É válido observar que só existe cronograma para a vacinação dos professores da rede pública. Não há cronograma disponível para nenhuma outra área. Os demais setores da educação, quando serão vacinados? Não há data confirmada. Há apenas a informação que serão vacinados “depois”. É a Pazuellização da vacinação. Serão vacinados “no dia D e na hora H”.

2 – O maior dos problemas – a corda vai quebrar do lado mais fraco

Como dissemos anteriormente, o restante (as pessoas que trabalham na limpeza da escola, na segurança patrimonial, na segurança alimentar etc.) também estão sem cronograma de vacinação. Estes profissionais, em sua imensa maioria, tem maior exposição que os professores, uma vez que devido suas condições financeiras dependem de transporte público (que estão sempre lotados), trabalham em locais com grande circulação de vírus e precisam ter um mesmo tratamento. “Profissionais da educação” não são apenas aqueles que estão dentro de sala; são todos aqueles que dão apoio para que o ensino dentro de sala possa acontecer.

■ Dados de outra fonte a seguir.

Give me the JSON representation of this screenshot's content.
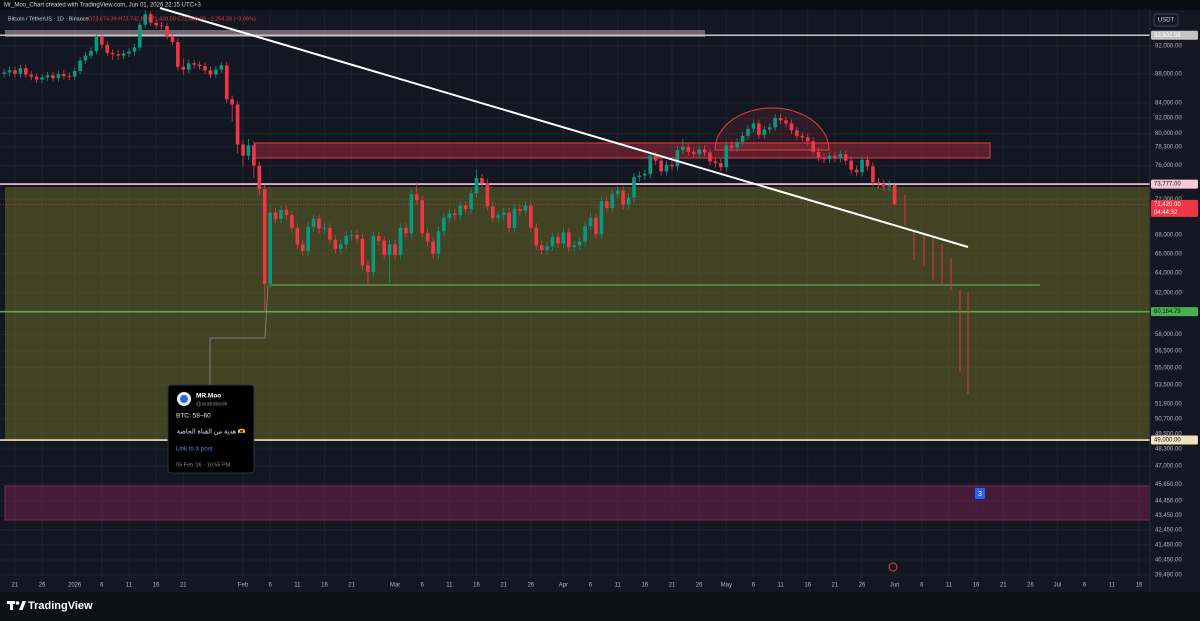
{
  "header": {
    "watermark": "Mr_Moo_Chart created with TradingView.com, Jun 01, 2026 22:15 UTC+3",
    "symbol": "Bitcoin / TetherUS · 1D · Binance",
    "ohlc": "O73,674.39 H73,742.00 L71,420.00 C71,420.00 −2,254.39 (−3.06%)",
    "currency": "USDT"
  },
  "chart_data": {
    "type": "candlestick",
    "log_scale": true,
    "grid": true,
    "up_color": "#089981",
    "down_color": "#f23645",
    "categories": [
      null,
      null,
      "21",
      null,
      null,
      null,
      null,
      "26",
      null,
      null,
      null,
      null,
      null,
      "2026",
      null,
      null,
      null,
      null,
      "6",
      null,
      null,
      null,
      null,
      "11",
      null,
      null,
      null,
      null,
      "16",
      null,
      null,
      null,
      null,
      "21",
      null,
      null,
      null,
      null,
      null,
      null,
      null,
      null,
      null,
      null,
      "Feb",
      null,
      null,
      null,
      null,
      "6",
      null,
      null,
      null,
      null,
      "11",
      null,
      null,
      null,
      null,
      "16",
      null,
      null,
      null,
      null,
      "21",
      null,
      null,
      null,
      null,
      null,
      null,
      null,
      "Mar",
      null,
      null,
      null,
      null,
      "6",
      null,
      null,
      null,
      null,
      "11",
      null,
      null,
      null,
      null,
      "16",
      null,
      null,
      null,
      null,
      "21",
      null,
      null,
      null,
      null,
      "26",
      null,
      null,
      null,
      null,
      null,
      "Apr",
      null,
      null,
      null,
      null,
      "6",
      null,
      null,
      null,
      null,
      "11",
      null,
      null,
      null,
      null,
      "16",
      null,
      null,
      null,
      null,
      "21",
      null,
      null,
      null,
      null,
      "26",
      null,
      null,
      null,
      null,
      "May",
      null,
      null,
      null,
      null,
      "6",
      null,
      null,
      null,
      null,
      "11",
      null,
      null,
      null,
      null,
      "16",
      null,
      null,
      null,
      null,
      "21",
      null,
      null,
      null,
      null,
      "26",
      null,
      null,
      null,
      null,
      null,
      "Jun",
      null,
      null,
      null,
      null,
      "6",
      null,
      null,
      null,
      null,
      "11",
      null,
      null,
      null,
      null,
      "16",
      null,
      null,
      null,
      null,
      "21",
      null,
      null,
      null,
      null,
      "26",
      null,
      null,
      null,
      null,
      "Jul",
      null,
      null,
      null,
      null,
      "6",
      null,
      null,
      null,
      null,
      "11",
      null,
      null,
      null,
      null,
      "16"
    ],
    "open": [
      88000,
      88200,
      88500,
      88000,
      88800,
      87900,
      87600,
      87200,
      87500,
      87800,
      87400,
      88000,
      87700,
      87600,
      88400,
      89900,
      90600,
      91300,
      93400,
      92200,
      91000,
      90800,
      90600,
      90900,
      91200,
      91800,
      95200,
      96800,
      95500,
      95100,
      95000,
      93500,
      92600,
      89000,
      88600,
      89500,
      89300,
      89100,
      88500,
      87900,
      88600,
      89200,
      84500,
      83800,
      78600,
      77200,
      78500,
      76000,
      73200,
      62900,
      70500,
      69800,
      70800,
      70200,
      68800,
      67000,
      66300,
      68900,
      69800,
      68700,
      68800,
      67500,
      66500,
      67000,
      67900,
      68000,
      67600,
      64800,
      64100,
      67900,
      67400,
      65900,
      67000,
      65900,
      68800,
      68200,
      72600,
      71900,
      68200,
      67300,
      66000,
      68400,
      69900,
      70400,
      70200,
      71300,
      70900,
      72700,
      74500,
      73900,
      71200,
      69900,
      70200,
      70500,
      68800,
      70900,
      70700,
      71300,
      68800,
      66900,
      66400,
      66800,
      67800,
      67100,
      68300,
      66700,
      66900,
      67300,
      69000,
      69900,
      68100,
      71800,
      71000,
      72600,
      73000,
      71400,
      72200,
      74600,
      74800,
      75000,
      77200,
      76600,
      75300,
      76100,
      75900,
      77900,
      78300,
      77700,
      77400,
      78000,
      77600,
      76500,
      76300,
      75800,
      78500,
      78200,
      78900,
      79700,
      80600,
      81300,
      79800,
      80500,
      80800,
      82000,
      81700,
      81300,
      80400,
      79700,
      79500,
      79000,
      77700,
      77000,
      76800,
      77200,
      76900,
      77400,
      76600,
      75500,
      75200,
      76700,
      75900,
      74000,
      73800,
      73500,
      73674.39,
      null,
      null,
      null,
      null,
      null,
      null,
      null,
      null,
      null,
      null,
      null,
      null,
      null,
      null,
      null,
      null,
      null,
      null,
      null,
      null,
      null,
      null,
      null,
      null,
      null,
      null,
      null,
      null,
      null,
      null,
      null,
      null,
      null,
      null,
      null,
      null,
      null,
      null,
      null,
      null,
      null,
      null,
      null,
      null,
      null
    ],
    "high": [
      88700,
      89000,
      89000,
      89300,
      89300,
      88400,
      88100,
      88000,
      88300,
      88300,
      88500,
      88500,
      88200,
      88900,
      90400,
      91100,
      91800,
      94000,
      94200,
      92700,
      91500,
      91500,
      91400,
      91700,
      92300,
      95700,
      97400,
      97300,
      96000,
      95600,
      95500,
      94000,
      93100,
      90200,
      90000,
      90000,
      89800,
      89600,
      89000,
      89100,
      89700,
      89700,
      85000,
      84300,
      79200,
      79300,
      79000,
      76500,
      73700,
      71500,
      71000,
      71300,
      71300,
      70700,
      69300,
      67500,
      69400,
      70300,
      70300,
      69300,
      69300,
      68000,
      67500,
      68400,
      68500,
      68500,
      68100,
      65300,
      68400,
      68400,
      67900,
      67500,
      67500,
      69300,
      69300,
      73100,
      74000,
      72400,
      68700,
      67800,
      68900,
      70400,
      70900,
      70900,
      71800,
      71800,
      73200,
      75500,
      75000,
      74400,
      71700,
      70700,
      71000,
      71000,
      71400,
      71400,
      71800,
      71800,
      69300,
      67400,
      67300,
      68300,
      68300,
      68800,
      68800,
      67400,
      67800,
      69500,
      70400,
      70400,
      72300,
      72300,
      73100,
      73500,
      73500,
      72700,
      75100,
      75300,
      75500,
      77700,
      77700,
      77100,
      76600,
      76600,
      78400,
      79300,
      78800,
      78200,
      78500,
      78500,
      78100,
      77000,
      76800,
      79000,
      79000,
      79400,
      80200,
      81100,
      81800,
      81800,
      81000,
      81300,
      82500,
      82500,
      82200,
      81800,
      80900,
      80200,
      80000,
      79500,
      78200,
      77500,
      77700,
      77700,
      77900,
      77900,
      77100,
      76000,
      77200,
      77200,
      76400,
      74500,
      74300,
      74200,
      73742,
      null,
      null,
      null,
      null,
      null,
      null,
      null,
      null,
      null,
      null,
      null,
      null,
      null,
      null,
      null,
      null,
      null,
      null,
      null,
      null,
      null,
      null,
      null,
      null,
      null,
      null,
      null,
      null,
      null,
      null,
      null,
      null,
      null,
      null,
      null,
      null,
      null,
      null,
      null,
      null,
      null,
      null,
      null,
      null,
      null
    ],
    "low": [
      87500,
      87700,
      87500,
      87500,
      87400,
      87100,
      86700,
      86700,
      87000,
      86900,
      86900,
      87200,
      87100,
      87100,
      87900,
      89400,
      90100,
      90800,
      91700,
      90500,
      90000,
      90000,
      90100,
      90400,
      90600,
      91300,
      94700,
      95000,
      94600,
      94500,
      93000,
      92100,
      88500,
      87800,
      88100,
      88800,
      88600,
      88000,
      87400,
      87400,
      88100,
      84000,
      81500,
      77500,
      75800,
      76700,
      74500,
      72500,
      60100,
      62500,
      69300,
      69300,
      69700,
      68300,
      66500,
      65800,
      65800,
      68400,
      68200,
      68200,
      67000,
      66000,
      66000,
      66500,
      67400,
      67100,
      64300,
      62800,
      63600,
      66900,
      65400,
      63000,
      65400,
      65400,
      67700,
      67700,
      71400,
      67700,
      66800,
      65500,
      65500,
      67900,
      69400,
      69700,
      69700,
      70400,
      70400,
      72200,
      73400,
      70700,
      69400,
      69400,
      69700,
      68300,
      68300,
      70200,
      70200,
      68300,
      66400,
      65900,
      65900,
      66300,
      66600,
      66600,
      66200,
      66200,
      66400,
      66800,
      68500,
      67600,
      67600,
      70500,
      70500,
      72100,
      70900,
      70900,
      71700,
      74100,
      74300,
      74500,
      76100,
      74800,
      74800,
      75400,
      75400,
      77400,
      77200,
      76900,
      76900,
      77100,
      76000,
      75800,
      75300,
      75300,
      77700,
      77700,
      78400,
      79200,
      80100,
      79300,
      79300,
      80000,
      80300,
      81200,
      80800,
      79900,
      79200,
      79000,
      78500,
      77200,
      76500,
      76300,
      76300,
      76400,
      76400,
      76100,
      75000,
      74700,
      74700,
      75400,
      73500,
      73300,
      73000,
      73000,
      71420,
      null,
      null,
      null,
      null,
      null,
      null,
      null,
      null,
      null,
      null,
      null,
      null,
      null,
      null,
      null,
      null,
      null,
      null,
      null,
      null,
      null,
      null,
      null,
      null,
      null,
      null,
      null,
      null,
      null,
      null,
      null,
      null,
      null,
      null,
      null,
      null,
      null,
      null,
      null,
      null,
      null,
      null,
      null,
      null,
      null
    ],
    "close": [
      88200,
      88500,
      88000,
      88800,
      87900,
      87600,
      87200,
      87500,
      87800,
      87400,
      88000,
      87700,
      87600,
      88400,
      89900,
      90600,
      91300,
      93400,
      92200,
      91000,
      90800,
      90600,
      90900,
      91200,
      91800,
      95200,
      96800,
      95500,
      95100,
      95000,
      93500,
      92600,
      89000,
      88600,
      89500,
      89300,
      89100,
      88500,
      87900,
      88600,
      89200,
      84500,
      83800,
      78600,
      77200,
      78500,
      76000,
      73200,
      62900,
      70500,
      69800,
      70800,
      70200,
      68800,
      67000,
      66300,
      68900,
      69800,
      68700,
      68800,
      67500,
      66500,
      67000,
      67900,
      68000,
      67600,
      64800,
      64100,
      67900,
      67400,
      65900,
      67000,
      65900,
      68800,
      68200,
      72600,
      71900,
      68200,
      67300,
      66000,
      68400,
      69900,
      70400,
      70200,
      71300,
      70900,
      72700,
      74500,
      73900,
      71200,
      69900,
      70200,
      70500,
      68800,
      70900,
      70700,
      71300,
      68800,
      66900,
      66400,
      66800,
      67800,
      67100,
      68300,
      66700,
      66900,
      67300,
      69000,
      69900,
      68100,
      71800,
      71000,
      72600,
      73000,
      71400,
      72200,
      74600,
      74800,
      75000,
      77200,
      76600,
      75300,
      76100,
      75900,
      77900,
      78300,
      77700,
      77400,
      78000,
      77600,
      76500,
      76300,
      75800,
      78500,
      78200,
      78900,
      79700,
      80600,
      81300,
      79800,
      80500,
      80800,
      82000,
      81700,
      81300,
      80400,
      79700,
      79500,
      79000,
      77700,
      77000,
      76800,
      77200,
      76900,
      77400,
      76600,
      75500,
      75200,
      76700,
      75900,
      74000,
      73800,
      73500,
      73674.39,
      71420,
      null,
      null,
      null,
      null,
      null,
      null,
      null,
      null,
      null,
      null,
      null,
      null,
      null,
      null,
      null,
      null,
      null,
      null,
      null,
      null,
      null,
      null,
      null,
      null,
      null,
      null,
      null,
      null,
      null,
      null,
      null,
      null,
      null,
      null,
      null,
      null,
      null,
      null,
      null,
      null,
      null,
      null,
      null,
      null,
      null
    ],
    "ylim": [
      39300,
      97460
    ],
    "yticks": [
      {
        "value": 92000,
        "label": "92,000.00"
      },
      {
        "value": 88000,
        "label": "88,000.00"
      },
      {
        "value": 84000,
        "label": "84,000.00"
      },
      {
        "value": 82000,
        "label": "82,000.00"
      },
      {
        "value": 80000,
        "label": "80,000.00"
      },
      {
        "value": 78300,
        "label": "78,300.00"
      },
      {
        "value": 76000,
        "label": "76,000.00"
      },
      {
        "value": 72000,
        "label": "72,000.00"
      },
      {
        "value": 68000,
        "label": "68,000.00"
      },
      {
        "value": 66000,
        "label": "66,000.00"
      },
      {
        "value": 64000,
        "label": "64,000.00"
      },
      {
        "value": 62000,
        "label": "62,000.00"
      },
      {
        "value": 58000,
        "label": "58,000.00"
      },
      {
        "value": 56500,
        "label": "56,500.00"
      },
      {
        "value": 55000,
        "label": "55,000.00"
      },
      {
        "value": 53500,
        "label": "53,500.00"
      },
      {
        "value": 51900,
        "label": "51,900.00"
      },
      {
        "value": 50700,
        "label": "50,700.00"
      },
      {
        "value": 49500,
        "label": "49,500.00"
      },
      {
        "value": 48300,
        "label": "48,300.00"
      },
      {
        "value": 47000,
        "label": "47,000.00"
      },
      {
        "value": 45650,
        "label": "45,650.00"
      },
      {
        "value": 44450,
        "label": "44,450.00"
      },
      {
        "value": 43450,
        "label": "43,450.00"
      },
      {
        "value": 42450,
        "label": "42,450.00"
      },
      {
        "value": 41450,
        "label": "41,450.00"
      },
      {
        "value": 40450,
        "label": "40,450.00"
      },
      {
        "value": 39490,
        "label": "39,490.00"
      }
    ],
    "price_lines": [
      {
        "value": 93602.58,
        "label": "93,602.58",
        "color": "#c8c2c6",
        "label_color": "#ffffff"
      },
      {
        "value": 73777,
        "label": "73,777.00",
        "color": "#f8c8d8",
        "label_color": "#131722"
      },
      {
        "value": 60164.79,
        "label": "60,164.79",
        "color": "#4caf50",
        "label_color": "#131722"
      },
      {
        "value": 49000,
        "label": "49,000.00",
        "color": "#f3e2bd",
        "label_color": "#131722"
      }
    ],
    "last_price": {
      "value": 71420,
      "label": "71,420.00",
      "countdown": "04:44:32",
      "color": "#f23645"
    }
  },
  "post_card": {
    "author": "MR.Moo",
    "handle": "@arabsbook",
    "text": "BTC: 58–60",
    "note": "هدية من القناة الخاصة 🫶",
    "link": "Link to X post",
    "time": "05 Feb '26 · 10:55 PM"
  },
  "badge": "3",
  "footer": {
    "brand": "TradingView"
  }
}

O ambiente mais arriscado em uma escola no quesito transmissão de covid-19 são os banheiros. Ora, o local é frequentado por todos, é apertado e com pouca circulação de ar, ou seja, ambiente propício para a sobrevivência do vírus por um tempo maior. Por que não foi dada prioridade da vacina para essas pessoas? Nós sabemos a razão? Sim, sabemos! “Todos os animais são iguais, porém, alguns animais são mais iguais do que outros”. A prioridade deveria estar no risco, não no diploma.

Enfim, é isso.

David Rêgo

Sociólogo, antropólogo e cientista político (UFRN). Professor do ensino médio e superior. Áreas de interesse: Artes marciais, política, movimentos sociais, quadrinhos e tecnologia.